La mesure s’adresse notamment aux importateurs, commissionnaires en douane agréés, transporteurs, opérateurs économiques et autres usagers concernés. Elle consacre surtout un changement dans les habitudes : le conducteur du véhicule devient désormais l’initiateur de la procédure. Pour obtenir son laissez-passer, il devra scanner le code QR disponible dans les halls d’accueil et aux guichets des postes douaniers compétents.
Une fois sur CUSTOMS WEBB, l’usager devra créer son compte avant de renseigner les différente informations relatives au conducteur, au véhicule et au laissez-passer sollicité. Après validation de la demande, un numéro d’enregistrement et un code QR seront générés. Le règlement pourra ensuite être effectué en ligne via TresorPay ou directement à la caisse du bureau des douanes concerné.
Mais le numérique impose aussi ses, règles. La demande initiée reste active pendant trois jours. Passé ce délai, elle n’est plus valable. Surtout, une fois le paiement effectué, aucune modification des informations renseignées ne pourra être opérée. Une exigence qui invite les usagers à faire preuve de vigilance dès la saisie des données.

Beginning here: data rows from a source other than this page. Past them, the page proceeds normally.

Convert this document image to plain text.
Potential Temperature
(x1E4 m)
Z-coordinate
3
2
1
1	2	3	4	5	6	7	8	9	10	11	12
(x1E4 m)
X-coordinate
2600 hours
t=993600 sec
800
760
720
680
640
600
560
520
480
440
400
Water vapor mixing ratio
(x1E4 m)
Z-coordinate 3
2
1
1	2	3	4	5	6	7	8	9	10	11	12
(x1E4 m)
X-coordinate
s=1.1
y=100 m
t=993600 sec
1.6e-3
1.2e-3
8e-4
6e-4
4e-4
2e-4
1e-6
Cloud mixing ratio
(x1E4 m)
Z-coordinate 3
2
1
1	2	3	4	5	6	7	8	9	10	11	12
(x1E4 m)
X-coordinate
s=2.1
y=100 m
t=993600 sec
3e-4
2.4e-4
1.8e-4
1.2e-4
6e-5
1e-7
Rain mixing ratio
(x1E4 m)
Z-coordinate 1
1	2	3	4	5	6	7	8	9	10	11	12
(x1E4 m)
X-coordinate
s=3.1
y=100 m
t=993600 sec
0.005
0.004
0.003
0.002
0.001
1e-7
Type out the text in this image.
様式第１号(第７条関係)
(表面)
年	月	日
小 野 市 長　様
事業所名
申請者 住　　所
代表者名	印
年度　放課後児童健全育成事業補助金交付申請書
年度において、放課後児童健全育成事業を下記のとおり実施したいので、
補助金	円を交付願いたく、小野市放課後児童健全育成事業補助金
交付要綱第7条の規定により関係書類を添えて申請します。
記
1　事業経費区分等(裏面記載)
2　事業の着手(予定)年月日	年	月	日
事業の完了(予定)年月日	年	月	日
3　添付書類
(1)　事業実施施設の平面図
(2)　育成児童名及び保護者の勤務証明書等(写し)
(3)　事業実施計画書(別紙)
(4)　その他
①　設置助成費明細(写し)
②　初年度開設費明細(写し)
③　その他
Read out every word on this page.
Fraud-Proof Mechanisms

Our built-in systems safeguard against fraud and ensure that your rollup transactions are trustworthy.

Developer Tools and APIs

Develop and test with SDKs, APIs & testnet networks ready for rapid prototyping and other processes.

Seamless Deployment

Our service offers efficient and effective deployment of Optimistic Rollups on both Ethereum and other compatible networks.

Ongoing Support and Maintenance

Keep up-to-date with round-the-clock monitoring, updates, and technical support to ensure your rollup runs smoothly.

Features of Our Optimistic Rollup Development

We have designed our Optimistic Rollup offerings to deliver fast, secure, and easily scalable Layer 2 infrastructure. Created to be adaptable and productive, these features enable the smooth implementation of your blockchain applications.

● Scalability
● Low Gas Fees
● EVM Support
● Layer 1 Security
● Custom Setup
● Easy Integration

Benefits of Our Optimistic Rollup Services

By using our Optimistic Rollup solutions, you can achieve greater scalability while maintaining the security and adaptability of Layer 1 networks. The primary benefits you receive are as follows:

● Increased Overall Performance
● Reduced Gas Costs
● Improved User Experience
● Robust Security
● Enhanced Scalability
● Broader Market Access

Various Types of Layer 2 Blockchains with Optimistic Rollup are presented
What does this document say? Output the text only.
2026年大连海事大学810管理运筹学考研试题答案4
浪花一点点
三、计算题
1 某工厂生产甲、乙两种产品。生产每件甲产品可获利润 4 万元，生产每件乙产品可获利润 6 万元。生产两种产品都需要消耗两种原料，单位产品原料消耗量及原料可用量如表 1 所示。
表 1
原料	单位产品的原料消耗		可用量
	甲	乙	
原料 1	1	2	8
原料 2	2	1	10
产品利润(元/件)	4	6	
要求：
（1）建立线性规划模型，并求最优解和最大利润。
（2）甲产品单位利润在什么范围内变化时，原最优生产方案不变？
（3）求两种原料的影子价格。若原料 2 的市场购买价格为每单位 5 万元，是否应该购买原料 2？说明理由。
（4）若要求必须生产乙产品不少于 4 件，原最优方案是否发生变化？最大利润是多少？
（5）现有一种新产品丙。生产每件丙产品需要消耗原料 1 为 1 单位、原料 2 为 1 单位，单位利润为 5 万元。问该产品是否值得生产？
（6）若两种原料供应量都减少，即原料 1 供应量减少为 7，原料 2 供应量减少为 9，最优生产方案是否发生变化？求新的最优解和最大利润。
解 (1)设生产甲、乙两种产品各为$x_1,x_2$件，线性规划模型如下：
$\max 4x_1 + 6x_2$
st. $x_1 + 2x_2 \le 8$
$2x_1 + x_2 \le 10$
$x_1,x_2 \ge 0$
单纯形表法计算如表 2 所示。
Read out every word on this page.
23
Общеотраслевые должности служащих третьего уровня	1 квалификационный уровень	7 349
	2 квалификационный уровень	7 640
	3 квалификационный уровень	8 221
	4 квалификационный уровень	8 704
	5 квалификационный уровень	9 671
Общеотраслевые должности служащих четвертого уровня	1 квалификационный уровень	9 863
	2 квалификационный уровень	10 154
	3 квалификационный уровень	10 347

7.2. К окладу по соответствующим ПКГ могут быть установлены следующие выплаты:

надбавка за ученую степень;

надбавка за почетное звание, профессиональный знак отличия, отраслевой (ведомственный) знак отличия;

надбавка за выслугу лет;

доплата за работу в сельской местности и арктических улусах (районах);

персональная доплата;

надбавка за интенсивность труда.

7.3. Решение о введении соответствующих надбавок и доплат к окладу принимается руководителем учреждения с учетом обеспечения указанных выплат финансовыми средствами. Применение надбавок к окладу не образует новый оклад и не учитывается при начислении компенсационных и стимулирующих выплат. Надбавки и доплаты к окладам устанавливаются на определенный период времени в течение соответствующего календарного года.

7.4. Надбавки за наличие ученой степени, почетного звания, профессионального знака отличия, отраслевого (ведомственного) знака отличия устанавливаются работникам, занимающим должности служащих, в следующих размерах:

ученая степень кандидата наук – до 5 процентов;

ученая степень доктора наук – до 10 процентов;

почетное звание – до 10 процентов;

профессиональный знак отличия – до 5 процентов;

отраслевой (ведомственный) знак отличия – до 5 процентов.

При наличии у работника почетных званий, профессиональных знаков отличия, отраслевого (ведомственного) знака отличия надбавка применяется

Derrière cette réforme se dessine la volonté des Douanes béninoises de fluidifier davantage le passage aux frontières. En réduisant les démarches physiques et en accélérant le traitement des demandes, l’administration entend offrir aux usagers une procédure plus simple, plus rapide et davantage traçable. Le laissez-passer des véhicules étrangers entre ainsi dans une nouvelle ère : celle d’une douane où le clic tend progressivement à remplacer le guichet.